Rezension zu "Worte in meiner Hand" von Guinevere Glasfurd
"Worte in meiner Hand" ist ein ganz wunderbares Buch. Ich kann ihm wahrscheinlich mit dem, was ich hier schreibe, nicht gerecht werden.
Die Handlung spielt in der ersten Hälfte des 17. Jahrhunderts. Sie dreht sich um die Liebe zwischen dem französischen Philosophen René Descartes und der etwa zwanzig Jahre jüngeren Magd Helena Jans. Genial ist, dass der Prominente Descartes eben nicht im Mittelpunkt steht, sondern Helena, aus deren Perspektiver heraus (Ich-Form) erzählt wird. Diese Liebe hat es wirklich gegeben, auch wenn es nur ganz wenige Belege dafür gibt und noch weniger gesicherte Informationen über Helena Jans.
Aus diesem mageren Gitter an Fakten hat Guinevere Glasfund eine Geschichte gestrickt, die natürlich jede Menge Phantasie und noch mehr Einfühlungsvermögen widerspiegelt. Da es keine lebenden Zeitzeugen gibt, können wir nur mit dem Wissen und der Sichtweise von heute auf diese Zeit sehen. Wie hat es sich angefühlt, im 17. Jahrhundert eine Frau zu sein, eine mittellose ohne Rang. Wie hat es sich angefühlt, zu glauben, dass die Erde eine Scheibe ist und die bestehende gesellschaftliche Ordnung eine von Gott gewollte? Wo es normal war, dass Frauen nicht lesen und schreiben können und selbstverständlich von allem Männlichen bevormundet wurden.

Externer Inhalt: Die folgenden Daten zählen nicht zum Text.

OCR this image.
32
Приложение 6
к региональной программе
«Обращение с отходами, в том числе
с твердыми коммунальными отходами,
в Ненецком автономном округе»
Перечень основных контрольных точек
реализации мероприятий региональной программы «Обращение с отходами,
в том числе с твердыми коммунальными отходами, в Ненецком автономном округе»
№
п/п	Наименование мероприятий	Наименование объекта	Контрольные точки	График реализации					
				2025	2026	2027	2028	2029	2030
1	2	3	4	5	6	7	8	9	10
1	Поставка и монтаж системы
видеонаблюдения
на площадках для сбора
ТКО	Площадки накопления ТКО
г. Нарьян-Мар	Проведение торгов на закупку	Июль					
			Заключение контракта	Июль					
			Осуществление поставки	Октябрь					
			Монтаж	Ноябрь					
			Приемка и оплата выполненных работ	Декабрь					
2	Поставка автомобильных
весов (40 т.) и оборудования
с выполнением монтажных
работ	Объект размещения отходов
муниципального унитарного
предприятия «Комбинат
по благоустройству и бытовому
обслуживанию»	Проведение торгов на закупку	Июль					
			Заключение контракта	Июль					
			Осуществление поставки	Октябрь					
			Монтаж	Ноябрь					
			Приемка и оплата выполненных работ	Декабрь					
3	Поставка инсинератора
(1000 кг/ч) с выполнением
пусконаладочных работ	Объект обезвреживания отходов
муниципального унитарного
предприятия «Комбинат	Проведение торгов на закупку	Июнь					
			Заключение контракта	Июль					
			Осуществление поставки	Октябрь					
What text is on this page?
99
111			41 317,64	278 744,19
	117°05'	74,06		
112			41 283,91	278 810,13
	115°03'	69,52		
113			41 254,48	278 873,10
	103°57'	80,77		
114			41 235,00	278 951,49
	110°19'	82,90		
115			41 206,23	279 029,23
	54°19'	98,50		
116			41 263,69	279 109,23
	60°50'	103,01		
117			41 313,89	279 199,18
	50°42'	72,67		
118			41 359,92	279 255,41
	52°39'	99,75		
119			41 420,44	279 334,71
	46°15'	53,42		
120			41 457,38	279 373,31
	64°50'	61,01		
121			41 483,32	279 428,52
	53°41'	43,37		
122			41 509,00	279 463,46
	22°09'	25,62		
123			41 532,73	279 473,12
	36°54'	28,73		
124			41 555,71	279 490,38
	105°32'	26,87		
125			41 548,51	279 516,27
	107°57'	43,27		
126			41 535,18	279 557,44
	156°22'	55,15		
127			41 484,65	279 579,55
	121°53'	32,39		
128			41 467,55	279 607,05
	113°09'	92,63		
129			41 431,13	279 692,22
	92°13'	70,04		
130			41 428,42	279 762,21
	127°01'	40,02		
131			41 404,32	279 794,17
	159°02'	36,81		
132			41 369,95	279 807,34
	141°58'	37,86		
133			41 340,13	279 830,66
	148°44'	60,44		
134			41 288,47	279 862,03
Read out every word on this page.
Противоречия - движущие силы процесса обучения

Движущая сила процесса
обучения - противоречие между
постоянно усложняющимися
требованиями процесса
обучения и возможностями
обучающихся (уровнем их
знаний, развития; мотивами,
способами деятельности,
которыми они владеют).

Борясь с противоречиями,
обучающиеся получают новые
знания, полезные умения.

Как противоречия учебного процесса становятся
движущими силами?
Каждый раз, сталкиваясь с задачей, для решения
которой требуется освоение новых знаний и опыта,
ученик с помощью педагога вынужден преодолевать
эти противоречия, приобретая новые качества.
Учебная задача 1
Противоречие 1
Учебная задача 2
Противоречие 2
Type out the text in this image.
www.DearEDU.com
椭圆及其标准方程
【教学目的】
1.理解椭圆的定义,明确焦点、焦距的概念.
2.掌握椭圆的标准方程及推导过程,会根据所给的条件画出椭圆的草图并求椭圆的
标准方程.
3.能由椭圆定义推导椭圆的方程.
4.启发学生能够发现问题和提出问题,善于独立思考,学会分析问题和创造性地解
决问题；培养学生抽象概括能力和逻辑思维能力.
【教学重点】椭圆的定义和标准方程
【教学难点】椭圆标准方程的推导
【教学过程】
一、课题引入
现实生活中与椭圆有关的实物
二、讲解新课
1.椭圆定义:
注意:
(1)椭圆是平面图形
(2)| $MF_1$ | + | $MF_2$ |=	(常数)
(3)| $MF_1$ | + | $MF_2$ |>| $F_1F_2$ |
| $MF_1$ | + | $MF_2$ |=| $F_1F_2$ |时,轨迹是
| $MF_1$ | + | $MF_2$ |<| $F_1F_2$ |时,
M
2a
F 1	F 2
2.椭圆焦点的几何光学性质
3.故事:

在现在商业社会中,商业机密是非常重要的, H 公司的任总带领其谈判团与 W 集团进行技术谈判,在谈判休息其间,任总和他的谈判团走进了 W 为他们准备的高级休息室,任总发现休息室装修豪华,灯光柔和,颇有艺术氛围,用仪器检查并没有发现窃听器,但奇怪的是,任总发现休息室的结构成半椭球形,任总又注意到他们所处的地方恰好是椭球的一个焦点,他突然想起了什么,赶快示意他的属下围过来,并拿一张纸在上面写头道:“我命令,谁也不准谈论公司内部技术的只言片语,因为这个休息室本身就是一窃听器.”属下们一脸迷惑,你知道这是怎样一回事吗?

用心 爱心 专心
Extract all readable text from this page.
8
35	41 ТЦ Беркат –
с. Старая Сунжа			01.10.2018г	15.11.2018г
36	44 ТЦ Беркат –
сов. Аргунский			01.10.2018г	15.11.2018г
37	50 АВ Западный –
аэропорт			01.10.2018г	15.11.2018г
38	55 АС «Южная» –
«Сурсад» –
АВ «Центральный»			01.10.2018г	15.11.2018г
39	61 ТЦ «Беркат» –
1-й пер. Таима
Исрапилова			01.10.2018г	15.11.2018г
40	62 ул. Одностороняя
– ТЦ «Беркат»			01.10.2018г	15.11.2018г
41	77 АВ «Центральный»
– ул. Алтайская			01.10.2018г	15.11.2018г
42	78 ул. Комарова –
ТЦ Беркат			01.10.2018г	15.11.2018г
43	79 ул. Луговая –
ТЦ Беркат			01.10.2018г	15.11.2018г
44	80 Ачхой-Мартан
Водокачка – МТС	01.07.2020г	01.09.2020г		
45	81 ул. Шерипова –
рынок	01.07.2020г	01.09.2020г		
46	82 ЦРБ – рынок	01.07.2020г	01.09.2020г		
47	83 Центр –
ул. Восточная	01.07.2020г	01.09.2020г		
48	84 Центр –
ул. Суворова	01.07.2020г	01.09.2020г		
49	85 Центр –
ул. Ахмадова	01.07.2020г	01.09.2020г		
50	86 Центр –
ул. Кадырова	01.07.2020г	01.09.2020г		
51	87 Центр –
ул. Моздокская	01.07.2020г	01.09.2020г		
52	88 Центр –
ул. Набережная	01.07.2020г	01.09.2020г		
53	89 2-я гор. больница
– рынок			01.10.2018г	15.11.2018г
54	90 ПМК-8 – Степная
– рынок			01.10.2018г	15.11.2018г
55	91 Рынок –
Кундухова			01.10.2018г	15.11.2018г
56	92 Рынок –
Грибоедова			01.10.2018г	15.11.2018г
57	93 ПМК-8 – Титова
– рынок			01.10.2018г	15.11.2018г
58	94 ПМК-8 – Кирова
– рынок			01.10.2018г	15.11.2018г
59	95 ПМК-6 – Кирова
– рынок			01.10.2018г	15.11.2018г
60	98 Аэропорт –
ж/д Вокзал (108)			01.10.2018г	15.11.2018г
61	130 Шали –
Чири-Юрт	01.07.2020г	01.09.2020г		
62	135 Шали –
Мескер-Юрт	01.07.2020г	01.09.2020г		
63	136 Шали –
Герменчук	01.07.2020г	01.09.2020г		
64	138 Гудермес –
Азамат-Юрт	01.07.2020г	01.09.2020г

Helena ist 17 Jahre alt und die Magd im Hause eines englischen Buchhändlers in Amsterdam. Sie arbeitet von früh bis spät und wird von ihrem Dienstherrn kaum als Person wahrgenommen. Sie ist ein kluges Mädchen und interessiert sich für die Welt, was sie vor dem Buchhändler und auch seinen Bekannten verbergen muss. Sie hat sich selbst das Lesen beigebracht und übt heimlich das Schreiben. Ihre Klugheit wird ihr als Makel angelastet. Als Descartes als längerfristiger Gast mit seinem Atlatus, dem Limousin bei Mr. Sergeant absteigt, treffen zwei Seelenverwandte aufeinander. Sie inspirieren sich gegenseitig. Es ist einfach klasse, wie es Guinevere Glasfund gelungen ist, die Entwicklung dieser Liebe authentisch darzustellen. Natürlich ist diese Beziehung unmöglich. Die gesellschaftlichen Schranken sind unüberwindbar. Für Helena und auch für Descartes. Es gelingt ihnen jedoch, dem Leben, der Zeit und der Gesellschaft eine Möglichkeit abzutrotzen, miteinander zu leben und mit dem Kind, das Helena schon nach kurzer Zeit bekommt, eine Art Familie zu sein. Das ist nur abseits der Gesellschaft im Geheimen an einem abgelegenen Ort möglich, wo sich nicht so schnell entdeckt werden. Leider ist es nur eine kurze Zeit des Glücks, denn die kleine Tochter Francine stirbt mit fünf Jahren an Scharlach. Wie hat es sich angefühlt, dieser Krankheit, die heute kein Problem mehr darstellt, ratlos ausgeliefert zu sein. Die Geschichte gibt einen Eindruck davon. Es zerreißt einem das Herz.
Sehr interessant ist die Wahrnehmung von Helena. Und es wird klar, dass auch vierhundert Jahre nach dieser Geschichte immernoch so manche gesellschaftliche Beschränkung mehr oder weniger besteht und gerade kluge und selbstbestimmte Frauen hier und da immer noch als suspekt gelten.
In dieses Buch kann man sich hineinfallen lassen. Es war eine wahre Freude, es zu lesen.